Major record companies in US sue music services using artificial intelligence
Plaintiffs holding rights to sound recordings are Sony Music Entertainment, UMG Recordings, Warner Records
ISTANBUL
Major record companies in the US are suing two multi-million-dollar music generation services, Suno and Udio, for using artificial intelligence (AI).
Suno and Udio are facing two copyright infringement cases based on the mass infringement of copyrighted sound recordings that are copied and exploited without permission, the Recording Industry Association of America (RIAA) said Monday in a statement.
The plaintiffs in the cases are music companies that hold rights to sound recordings, which include Sony Music Entertainment, UMG Recordings, Inc., and Warner Records, Inc.
The claims cover recordings by artists of multiple genres, styles and eras, according to the statement by the RIAA -- a trade organization that represents the music recording industry in the US.
"The music community has embraced AI and we are already partnering and collaborating with responsible developers to build sustainable AI tools centered on human creativity that put artists and songwriters in charge," RIAA Chairman and CEO Mitch Glazier said in the statement. "But we can only succeed if developers are willing to work together with us."
"Unlicensed services like Suno and Udio that claim it’s ‘fair’ to copy an artist’s life’s work and exploit it for their own profit without consent or pay set back the promise of genuinely innovative AI for us all," he added.
RIAA Chief Legal Officer Ken Doroshow said the cases of unlicensed copying of sound recordings are on "a massive scale."

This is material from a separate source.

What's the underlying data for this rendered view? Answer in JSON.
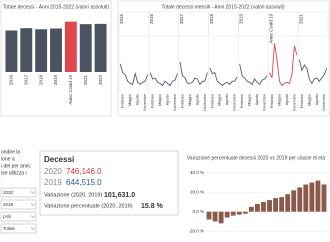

"These lawsuits are necessary to reinforce the most basic rules of the road for the responsible, ethical, and lawful development of generative AI systems and to bring Suno’s and Udio’s blatant infringement to an end," he added.
R&B parady song BBL Drizzy, which was released May 5 and went viral last month, was created using Udio -- a generative AI model that allows users to create music from simple text prompts by specifying topics, genres and other descriptors which are then transformed into tracks, according to its website.
Suno, meanwhile, consists of a team of musicians and AI experts. Suno AI is a generative AI music program that can create realistic songs, while it uses OpenAI's ChatGPT to generate lyrics. The company announced last month it raised $125 million in funding.